Dio, amante della vita
Gesù entrò nella città di Gèrico e la stava attraversando… Le giornate di Gesù si svolgono così: immergersi nella folla, incontrare la gente che lo vede e ascolta volentieri. La folla è incuriosita e interessata perché ne spera un aiuto. I loro bisogni sono domande che Gesù sente rivolti a sé. Alla folla il vangelo è annunciato ma anche reso evidente, compiuto.
Ai discepoli è spiegato il significato che comporta la predicazione del vangelo.
La folla è curiosa e stupita di fronte alle opere di Gesù, lo ascolta, ma spesso non va oltre. In diverse occasioni si mostra inaffidabile. Il discepolo, invece, nonostante le esitazioni e le paure, ascolta e cerca di credere. La folla torna a casa; il discepolo rimane, fa vita comune e itinerante con Cristo. La folla è labile: passa facilmente dall’acclamare “Osanna!”, al gridare “Crocifiggilo!”. I discepoli sono donne e uomini che stanno con il Maestro e partecipano direttamente alla sua opera: essere inviati alla folla. La loro formazione avviene nell’intimità quotidiana della frequentazione del Maestro, ma anche lì, sul campo.
Curiosità della gente e sequela del discepolo non coincidono: “Il Figlio dell'uomo, quando verrà, troverà la fede sulla terra?” (Lc 18,8).
Nella folla avvengono però incontri decisivi, come quello di Zaccheo, della cananea, della samaritana. Gesù rimane ammirato: “Non ho mai visto tanta fede”, “Va la tua fede ti ha salvato”. Questi incontri trasformano le persone: “Metà di quello che ho, la do ai poveri”
Non tutti questi incontri producono discepoli o, perlomeno, non risulta. Non è necessario.
L’incontro con Gesù è sempre comunque indimenticabile. Al discepolo è stato affidato un compito, ma non garantito il successo. Il discepolo si spende completamente, ma lascia a Dio il risultato.

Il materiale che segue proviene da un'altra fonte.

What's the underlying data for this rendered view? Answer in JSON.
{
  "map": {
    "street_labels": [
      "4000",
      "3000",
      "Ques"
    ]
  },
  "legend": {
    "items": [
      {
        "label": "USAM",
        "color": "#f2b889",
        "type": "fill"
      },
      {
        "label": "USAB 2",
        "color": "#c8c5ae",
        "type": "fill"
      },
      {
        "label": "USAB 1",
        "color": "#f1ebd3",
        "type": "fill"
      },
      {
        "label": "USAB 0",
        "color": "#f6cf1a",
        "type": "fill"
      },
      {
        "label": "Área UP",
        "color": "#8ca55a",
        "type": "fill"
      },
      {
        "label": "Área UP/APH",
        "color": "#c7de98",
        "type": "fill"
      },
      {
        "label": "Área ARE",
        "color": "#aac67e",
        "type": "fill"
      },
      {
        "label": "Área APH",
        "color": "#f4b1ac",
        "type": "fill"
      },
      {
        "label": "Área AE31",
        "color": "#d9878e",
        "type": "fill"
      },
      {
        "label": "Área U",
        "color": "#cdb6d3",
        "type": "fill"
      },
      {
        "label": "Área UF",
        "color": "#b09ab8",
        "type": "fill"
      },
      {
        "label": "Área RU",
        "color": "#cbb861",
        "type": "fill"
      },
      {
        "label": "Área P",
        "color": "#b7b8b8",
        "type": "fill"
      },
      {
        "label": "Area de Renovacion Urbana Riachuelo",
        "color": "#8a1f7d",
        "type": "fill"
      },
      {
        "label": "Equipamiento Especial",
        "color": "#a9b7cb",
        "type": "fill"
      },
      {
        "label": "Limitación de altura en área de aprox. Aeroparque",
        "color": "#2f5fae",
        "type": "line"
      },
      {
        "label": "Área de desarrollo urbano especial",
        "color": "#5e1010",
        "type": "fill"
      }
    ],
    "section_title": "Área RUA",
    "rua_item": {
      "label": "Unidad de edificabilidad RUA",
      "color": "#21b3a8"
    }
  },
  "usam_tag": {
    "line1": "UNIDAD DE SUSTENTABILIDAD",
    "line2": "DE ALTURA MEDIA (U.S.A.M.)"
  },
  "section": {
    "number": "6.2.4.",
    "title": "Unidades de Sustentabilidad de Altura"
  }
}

Venuto meno il costume cristiano, la distinzione tra folla e discepoli è ritornata evidente. Perdere la folla, destinazione del discepolato, è la fine della Chiesa. Comunità “vicina alle case” è quella che cerca di diventare “compagnia degli uomini”, di realizzare la prossimità con le folle. Illusorio e fuorviante la consolazione dei “pochi ma buoni”. La parrocchia missionaria diffida dei “duri e puri”, abbatte i confini e s’immerge nella massa: “tanti e peccatori”. La secolarizzazione ha esteso i confini della folla, ma non si è sviluppata ancora una riflessione condivisa sull’evangelizzazione della folla. Non abbiamo ancora compreso bene la fede di Zaccheo, la devozione della donna con perdita di sangue, l’urgenza dei disperati di toccare la carne di Gesù. Dobbiamo ancora capire pastoralmente come il bisogno umano diventa domanda di Dio, come il desiderio di pienezza si viva nella liturgia come nello svolgersi di ogni giornata. La grande missione dei nostri giorni è dire e far vedere che il Signore, è l’amante della vita, che “ama tutte le cose che esistono” (Sap 11,22-24). Per questo è fondamentale l’indicazione di Paolo, quella di “non lasciarvi troppo presto confondere la mente e allarmare né da ispirazioni né da discorsi” che ci distolgano dalla missione e riducano la fede a una religione della fuga dal mondo e dalla vita.